INTELLECTUAL PROPERTY RIGHTS
India has been a World Trade Organisation (WTO) member since 1995 and if you are doing business with India, you will find similarities between local IP law and enforcement procedures, and those in force in the developed nations. India is also signatory to various international treaties on IP rights. Furthermore, rights such as trademarks, designs, patents and copyright can be protected through registration. These rights are enforceable through the Indian courts, which, in the event of infringement, can provide interim remedies such as injunctions relatively quickly. The courts can also instruct perpetrators to account for profits generated from their infringement.
ANTI BRIBERY LAWS
India does have existing anti-corruption legislation such as the Prevention of Corruption Act (“PC Act”) 1988, the Indian Penal Code (“IPC”) 1960, Prevention of Money Laundering Act, 2002, Right to Information Act, 2005, and the Central Vigilance Act, 2003 to name a few. In an endeavour to promote good governance, India has taken a number of initiatives towards containing corruption including the amendments proposed to the PC Act (Proposed amendments as per PC (Amendment) Bill 2013 and recommendations of Standing Committee and Law Commission on Bill). These amendments, such as a new corporate offence of giving a bribe to a public official to gain a business advantage and a new strict liability offence of management participation in corporate offending, could impact private and public sector alike.
PRIVACY LAWS
Presently, India does not have a law on data privacy, and data protection is primarily governed by the Information Technology Act, 2000 (“IT Act”) along with the Information Technology (Reasonable security practices and procedures and sensitive personal data or information) Rules, 2011 (“SPDI Rules”).
However , India’s Digital Personal Data Protection (DPDP) Bill, 2022, marks a significant milestone in the country’s technology regulatory framework. The DPDP Bill aims to enhance data protection and accountability for internet companies, mobile apps, and businesses handling citizens’ data. It prioritizes the “Right to Privacy” and includes provisions for explicit consent, data fiduciaries’ responsibilities, cross-border data transfers, and individual rights. The DPDP legislation is expected to have a significant impact on India’s trade negotiations with other nations and follows global data protection models like the EU’s GDPR and China’s PIPL.
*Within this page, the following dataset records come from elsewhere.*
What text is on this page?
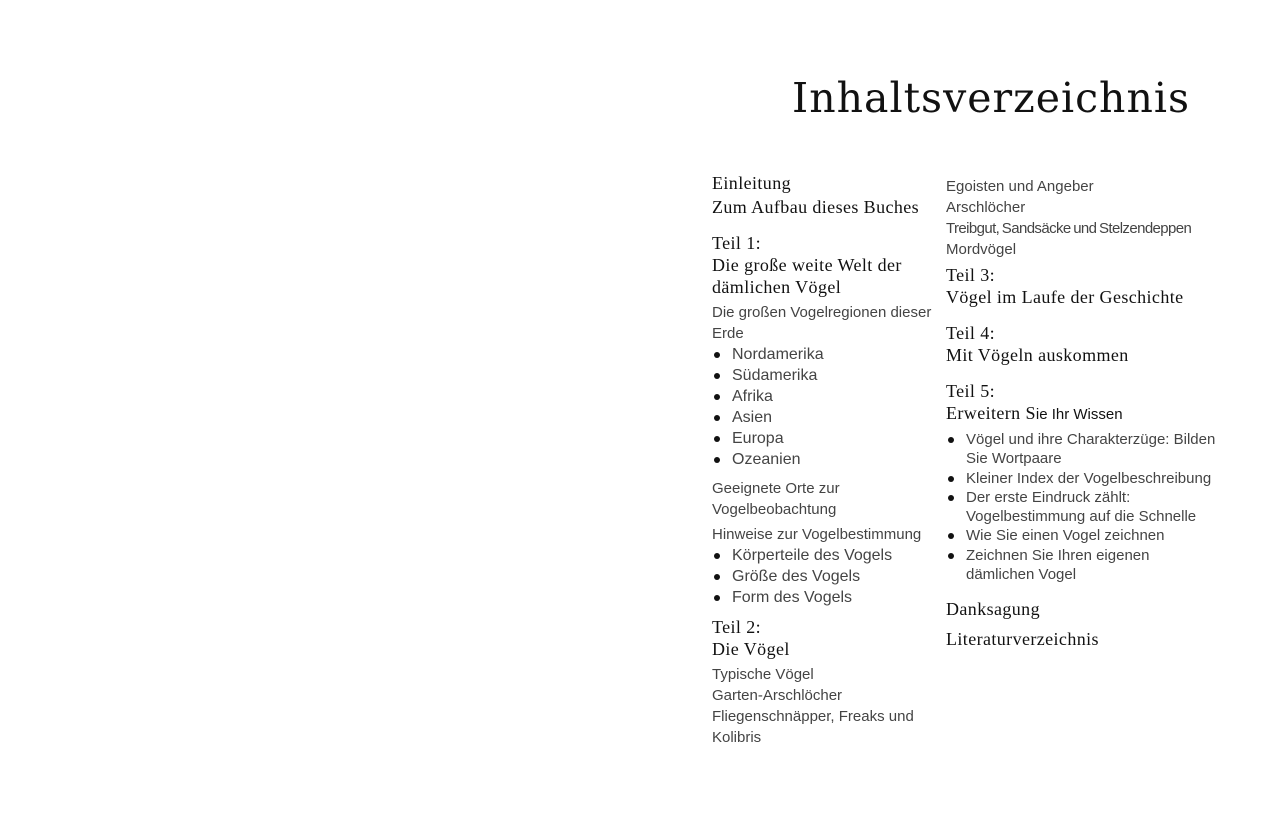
Inhaltsverzeichnis
Einleitung
Zum Aufbau dieses Buches
Teil 1:
Die große weite Welt der
dämlichen Vögel
Die großen Vogelregionen dieser Erde
Nordamerika
Südamerika
Afrika
Asien
Europa
Ozeanien
Geeignete Orte zur Vogelbeobachtung
Hinweise zur Vogelbestimmung
Körperteile des Vogels
Größe des Vogels
Form des Vogels
Teil 2:
Die Vögel
Typische Vögel
Garten-Arschlöcher
Fliegenschnäpper, Freaks und Kolibris
Egoisten und Angeber
Arschlöcher
Treibgut, Sandsäcke und Stelzendeppen
Mordvögel
Teil 3:
Vögel im Laufe der Geschichte
Teil 4:
Mit Vögeln auskommen
Teil 5:
Erweitern Sie Ihr Wissen
Vögel und ihre Charakterzüge: Bilden Sie Wortpaare
Kleiner Index der Vogelbeschreibung
Der erste Eindruck zählt: Vogelbestimmung auf die Schnelle
Wie Sie einen Vogel zeichnen
Zeichnen Sie Ihren eigenen dämlichen Vogel
Danksagung
Literaturverzeichnis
EXIT STRATEGY AND DISPUTE SETTLEMENT IN INDIA
Since entering a new market is a major commitment for every investor, the exit strategy should also be planned in advance as the cost and barriers to exit can often determine the entry strategy. Maintaining a comprehensive exit strategy is important for the following reasons:
- Changes in business conditions or regulatory environment
- Cashing out on a venture that is successful
- If the goals and objectives of the company/partners involved change with time
- If one of the partners involved in an agreement is acquired or gets into financial trouble
- For settlement of disputes when a partnership isn’t working out
SETTLEMENT OF DISPUTES IN INDIA
India follows the common law and has a single court system to administer both Central and State laws. The court system is broadly three tiered, comprising the lower District courts, the High Courts and the apex court – the Supreme Court of India. Commercial disputes are also being contested under alternative modes of dispute resolution, such as arbitration.
The choice of dispute resolution mechanism can have significant commercial, financial and legal consequences and investors should consider the advantages and disadvantages of each mode of dispute resolution, be it litigation before Indian courts or arbitration.